Felisa se quedó estática. Tras un momento de silencio, respondió en voz baja.

—Simplemente creo que es un buen partido.

—Esta noche ya conociste a mi tío. ¿Cumplió con tus expectativas?

—No lo sé. Es... diferente a lo que imaginaba.

Enzo era atractivo, pero no diría que era increíblemente deslumbrante. Sin embargo, por lo poco que hablaron, parecía ser de carácter amigable y fácil de tratar.

Si tuviera que vivir respetuosamente el resto de su vida con un hombre así, no sonaba como una mala opción.

Yahir exhaló el humo lentamente y preguntó con tono despreocupado.

—¿En qué sentido diferente?

—Mi papá decía que era apuesto, elegante, uno en un millón, pero yo opino que... ni siquiera es tan guapo como tú —murmuró Felisa en voz baja.

—Si no te convence, quizás podríamos cambiarlo por alguien más.

El corazón de Felisa dio un vuelco.

¿Cambiar de persona?

Apenas ella se acomodó en el asiento, una sombra se cernió sobre ella, acompañada del inconfundible y fresco aroma a pino mezclado con un leve toque de tabaco.

El corazón se le apretó y, por puro instinto, se reclinó hacia atrás, pegando la espalda al asiento.

—¿Qué haces?

Yahir se inclinó, tiró del cinturón de seguridad y se lo abrochó con un movimiento ágil.

Sus oscuros ojos captaron su tensión y pánico, y soltó una risita ronca.

—Ya he visto cada centímetro de ti. ¿Todavía temes que me propase?

Las mejillas de Felisa se tiñeron de rojo escarlata.

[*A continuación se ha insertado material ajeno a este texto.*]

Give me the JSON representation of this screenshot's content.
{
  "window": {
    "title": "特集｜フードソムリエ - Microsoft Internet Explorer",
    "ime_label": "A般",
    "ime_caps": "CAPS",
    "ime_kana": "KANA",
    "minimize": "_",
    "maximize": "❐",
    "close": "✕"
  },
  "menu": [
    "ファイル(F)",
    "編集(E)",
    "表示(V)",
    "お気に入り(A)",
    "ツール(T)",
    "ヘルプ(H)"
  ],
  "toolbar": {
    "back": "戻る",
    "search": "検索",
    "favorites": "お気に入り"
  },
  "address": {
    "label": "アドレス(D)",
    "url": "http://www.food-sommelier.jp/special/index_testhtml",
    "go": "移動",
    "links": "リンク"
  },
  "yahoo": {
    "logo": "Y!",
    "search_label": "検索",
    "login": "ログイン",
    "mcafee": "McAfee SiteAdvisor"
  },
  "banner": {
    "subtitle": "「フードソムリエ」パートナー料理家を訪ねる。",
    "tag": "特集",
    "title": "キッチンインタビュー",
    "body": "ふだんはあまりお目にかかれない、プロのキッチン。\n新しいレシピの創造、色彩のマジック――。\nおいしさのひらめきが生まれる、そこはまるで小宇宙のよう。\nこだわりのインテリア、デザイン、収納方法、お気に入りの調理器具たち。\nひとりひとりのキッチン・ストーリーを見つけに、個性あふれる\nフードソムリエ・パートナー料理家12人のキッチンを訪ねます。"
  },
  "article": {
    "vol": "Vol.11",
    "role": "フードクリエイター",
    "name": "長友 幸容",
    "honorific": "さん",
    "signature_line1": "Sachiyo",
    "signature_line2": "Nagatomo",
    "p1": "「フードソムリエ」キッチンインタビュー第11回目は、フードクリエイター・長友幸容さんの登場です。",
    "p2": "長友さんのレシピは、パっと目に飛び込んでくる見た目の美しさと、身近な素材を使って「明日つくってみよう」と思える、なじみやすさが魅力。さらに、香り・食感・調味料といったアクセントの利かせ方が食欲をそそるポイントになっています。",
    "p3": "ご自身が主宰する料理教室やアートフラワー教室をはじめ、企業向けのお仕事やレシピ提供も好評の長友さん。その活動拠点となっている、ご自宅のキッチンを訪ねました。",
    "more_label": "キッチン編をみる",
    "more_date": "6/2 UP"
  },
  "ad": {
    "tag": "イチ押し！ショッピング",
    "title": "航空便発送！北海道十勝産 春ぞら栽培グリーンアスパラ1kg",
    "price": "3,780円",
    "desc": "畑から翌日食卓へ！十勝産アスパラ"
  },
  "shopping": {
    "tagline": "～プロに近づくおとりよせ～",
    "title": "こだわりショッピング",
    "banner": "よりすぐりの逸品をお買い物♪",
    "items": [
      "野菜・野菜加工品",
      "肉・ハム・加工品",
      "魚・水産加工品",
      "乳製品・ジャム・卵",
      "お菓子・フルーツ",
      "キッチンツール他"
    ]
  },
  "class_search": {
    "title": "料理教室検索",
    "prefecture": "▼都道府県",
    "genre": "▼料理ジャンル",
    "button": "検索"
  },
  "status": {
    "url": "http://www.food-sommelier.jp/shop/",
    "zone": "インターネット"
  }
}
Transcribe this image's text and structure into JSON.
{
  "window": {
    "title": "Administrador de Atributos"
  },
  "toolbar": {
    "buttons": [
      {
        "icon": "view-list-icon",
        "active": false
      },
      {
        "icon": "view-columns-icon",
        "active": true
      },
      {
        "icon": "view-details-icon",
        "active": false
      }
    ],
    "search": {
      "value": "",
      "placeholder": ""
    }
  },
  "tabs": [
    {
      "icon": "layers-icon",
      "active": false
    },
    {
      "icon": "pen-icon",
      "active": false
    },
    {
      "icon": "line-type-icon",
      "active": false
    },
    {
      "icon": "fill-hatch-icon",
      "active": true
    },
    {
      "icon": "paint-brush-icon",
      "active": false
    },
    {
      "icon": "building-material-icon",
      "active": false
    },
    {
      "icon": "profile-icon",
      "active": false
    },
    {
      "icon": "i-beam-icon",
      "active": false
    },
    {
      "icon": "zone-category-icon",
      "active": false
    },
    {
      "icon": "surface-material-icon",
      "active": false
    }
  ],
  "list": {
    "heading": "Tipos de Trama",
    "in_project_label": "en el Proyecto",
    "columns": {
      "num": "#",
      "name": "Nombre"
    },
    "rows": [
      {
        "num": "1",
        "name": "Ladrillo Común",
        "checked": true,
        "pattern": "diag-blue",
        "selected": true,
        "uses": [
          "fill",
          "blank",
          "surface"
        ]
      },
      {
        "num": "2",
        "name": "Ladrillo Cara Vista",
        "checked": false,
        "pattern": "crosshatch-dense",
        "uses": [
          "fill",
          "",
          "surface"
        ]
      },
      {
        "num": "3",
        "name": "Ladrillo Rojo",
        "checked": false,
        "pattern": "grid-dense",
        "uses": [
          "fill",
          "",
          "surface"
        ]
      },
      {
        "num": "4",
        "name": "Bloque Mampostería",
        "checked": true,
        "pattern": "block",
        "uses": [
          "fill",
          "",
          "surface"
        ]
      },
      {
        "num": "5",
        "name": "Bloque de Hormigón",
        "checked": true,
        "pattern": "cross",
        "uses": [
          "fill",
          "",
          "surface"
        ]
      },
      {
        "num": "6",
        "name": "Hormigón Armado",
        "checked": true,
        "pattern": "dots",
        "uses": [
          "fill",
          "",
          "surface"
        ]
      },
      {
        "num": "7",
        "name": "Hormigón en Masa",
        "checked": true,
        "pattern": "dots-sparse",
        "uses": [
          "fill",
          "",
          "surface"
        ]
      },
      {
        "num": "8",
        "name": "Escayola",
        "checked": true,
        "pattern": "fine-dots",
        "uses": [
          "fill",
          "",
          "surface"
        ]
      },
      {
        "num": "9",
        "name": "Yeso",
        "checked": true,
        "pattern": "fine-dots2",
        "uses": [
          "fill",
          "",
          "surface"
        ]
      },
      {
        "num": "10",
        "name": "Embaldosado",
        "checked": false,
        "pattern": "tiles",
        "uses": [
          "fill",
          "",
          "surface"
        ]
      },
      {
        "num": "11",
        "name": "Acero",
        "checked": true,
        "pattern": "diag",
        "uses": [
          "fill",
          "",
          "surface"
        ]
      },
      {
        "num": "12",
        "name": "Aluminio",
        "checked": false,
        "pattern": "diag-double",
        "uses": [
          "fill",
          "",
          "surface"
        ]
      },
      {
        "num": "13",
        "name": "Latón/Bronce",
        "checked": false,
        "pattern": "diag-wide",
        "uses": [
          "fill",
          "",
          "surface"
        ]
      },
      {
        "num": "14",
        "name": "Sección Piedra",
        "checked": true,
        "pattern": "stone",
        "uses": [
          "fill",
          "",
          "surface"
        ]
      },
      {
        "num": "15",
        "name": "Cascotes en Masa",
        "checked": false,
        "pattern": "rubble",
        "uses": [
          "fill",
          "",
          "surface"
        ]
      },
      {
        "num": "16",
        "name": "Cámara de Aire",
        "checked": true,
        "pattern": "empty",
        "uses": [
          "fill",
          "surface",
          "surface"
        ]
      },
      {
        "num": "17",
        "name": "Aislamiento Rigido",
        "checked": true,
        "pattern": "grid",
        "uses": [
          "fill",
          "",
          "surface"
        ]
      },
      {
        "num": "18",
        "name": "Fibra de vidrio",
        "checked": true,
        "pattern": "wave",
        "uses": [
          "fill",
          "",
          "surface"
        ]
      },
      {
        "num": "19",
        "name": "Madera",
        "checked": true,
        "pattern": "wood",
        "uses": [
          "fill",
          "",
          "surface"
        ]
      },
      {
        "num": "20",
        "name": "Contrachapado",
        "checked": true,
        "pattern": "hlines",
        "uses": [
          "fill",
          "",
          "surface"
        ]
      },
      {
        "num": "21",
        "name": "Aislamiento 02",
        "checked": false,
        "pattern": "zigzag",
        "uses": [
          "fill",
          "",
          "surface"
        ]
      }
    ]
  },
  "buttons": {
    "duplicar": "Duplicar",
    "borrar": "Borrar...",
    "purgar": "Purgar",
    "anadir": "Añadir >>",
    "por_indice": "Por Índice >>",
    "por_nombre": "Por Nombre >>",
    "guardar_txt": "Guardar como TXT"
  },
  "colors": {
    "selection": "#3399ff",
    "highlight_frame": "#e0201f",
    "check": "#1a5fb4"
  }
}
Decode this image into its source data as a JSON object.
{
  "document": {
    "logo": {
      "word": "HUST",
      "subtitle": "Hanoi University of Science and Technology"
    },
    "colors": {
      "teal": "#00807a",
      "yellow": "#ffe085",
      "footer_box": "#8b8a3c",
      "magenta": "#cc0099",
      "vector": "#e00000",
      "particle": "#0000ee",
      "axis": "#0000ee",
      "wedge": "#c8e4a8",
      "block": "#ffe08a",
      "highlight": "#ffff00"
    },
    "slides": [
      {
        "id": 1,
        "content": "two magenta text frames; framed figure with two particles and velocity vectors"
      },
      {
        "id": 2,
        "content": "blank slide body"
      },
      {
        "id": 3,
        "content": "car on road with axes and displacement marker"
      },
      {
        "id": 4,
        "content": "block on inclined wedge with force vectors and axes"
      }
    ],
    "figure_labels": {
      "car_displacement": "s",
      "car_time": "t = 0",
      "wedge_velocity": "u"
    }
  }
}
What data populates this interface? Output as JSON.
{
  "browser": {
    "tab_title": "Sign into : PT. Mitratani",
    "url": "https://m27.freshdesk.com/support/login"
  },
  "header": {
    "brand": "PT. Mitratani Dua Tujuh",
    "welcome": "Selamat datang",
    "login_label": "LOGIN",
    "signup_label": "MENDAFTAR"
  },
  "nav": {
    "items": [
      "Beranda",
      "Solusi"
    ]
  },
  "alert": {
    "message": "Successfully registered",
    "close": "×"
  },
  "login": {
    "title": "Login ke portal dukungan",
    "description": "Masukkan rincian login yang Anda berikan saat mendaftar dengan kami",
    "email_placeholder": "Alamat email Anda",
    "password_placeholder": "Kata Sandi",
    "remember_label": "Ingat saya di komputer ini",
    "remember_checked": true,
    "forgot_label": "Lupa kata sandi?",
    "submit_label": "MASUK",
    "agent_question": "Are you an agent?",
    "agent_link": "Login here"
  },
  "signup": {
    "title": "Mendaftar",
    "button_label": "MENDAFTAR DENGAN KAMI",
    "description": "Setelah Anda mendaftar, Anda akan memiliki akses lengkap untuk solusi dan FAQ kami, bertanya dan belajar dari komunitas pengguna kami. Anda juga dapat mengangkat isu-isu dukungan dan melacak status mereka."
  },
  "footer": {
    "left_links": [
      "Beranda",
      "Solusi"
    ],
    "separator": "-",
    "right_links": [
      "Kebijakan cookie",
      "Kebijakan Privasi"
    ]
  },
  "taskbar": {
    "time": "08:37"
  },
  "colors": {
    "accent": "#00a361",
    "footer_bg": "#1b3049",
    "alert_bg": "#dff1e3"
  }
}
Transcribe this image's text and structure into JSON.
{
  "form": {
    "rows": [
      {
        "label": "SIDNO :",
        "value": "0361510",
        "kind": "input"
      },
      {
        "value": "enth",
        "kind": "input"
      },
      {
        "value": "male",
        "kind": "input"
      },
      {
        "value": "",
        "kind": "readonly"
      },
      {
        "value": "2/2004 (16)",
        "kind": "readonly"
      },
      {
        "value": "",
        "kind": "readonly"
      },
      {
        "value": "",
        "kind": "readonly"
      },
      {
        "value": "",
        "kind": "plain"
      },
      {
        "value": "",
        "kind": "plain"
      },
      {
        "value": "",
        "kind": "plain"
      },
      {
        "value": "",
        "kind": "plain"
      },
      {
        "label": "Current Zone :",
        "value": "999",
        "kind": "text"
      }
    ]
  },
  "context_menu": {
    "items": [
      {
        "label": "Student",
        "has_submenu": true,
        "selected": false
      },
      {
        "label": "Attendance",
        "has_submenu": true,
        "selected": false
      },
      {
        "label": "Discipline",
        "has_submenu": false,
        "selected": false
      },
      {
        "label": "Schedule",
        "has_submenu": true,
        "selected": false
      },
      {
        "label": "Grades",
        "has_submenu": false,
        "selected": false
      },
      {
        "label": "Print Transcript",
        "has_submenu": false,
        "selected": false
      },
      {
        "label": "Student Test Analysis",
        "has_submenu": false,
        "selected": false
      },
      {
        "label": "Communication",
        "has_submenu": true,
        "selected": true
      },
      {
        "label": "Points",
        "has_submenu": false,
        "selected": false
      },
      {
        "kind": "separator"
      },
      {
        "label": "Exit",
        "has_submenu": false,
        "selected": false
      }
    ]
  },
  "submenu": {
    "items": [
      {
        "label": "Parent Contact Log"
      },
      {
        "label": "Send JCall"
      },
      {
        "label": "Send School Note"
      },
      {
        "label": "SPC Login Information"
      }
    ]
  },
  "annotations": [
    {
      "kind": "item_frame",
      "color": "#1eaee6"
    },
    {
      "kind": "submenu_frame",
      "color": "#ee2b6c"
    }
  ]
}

Tendía a tener una piel de porcelana, tan luminosa que casi parecía translúcida. En cuanto el rubor se apoderó de su rostro, se extendió hasta la punta de sus orejas, como un delicado brochazo rosado sobre la nieve; sutil, pero increíblemente seductor.

Incluso su cuello adquirió un leve tono carmín, haciendo que sus suaves líneas lucieran aún más frágiles y delicadas. Era una visión que resecaba la garganta de cualquiera.

Inmediatamente le trajo a la memoria la imagen apasionada y ardiente de ella en la cama.

La mirada de Yahir se volvió peligrosamente oscura. Su manzana de Adán subió y bajó de forma imperceptible, y una intensidad abrumadora, densa como la noche, inundó sus ojos.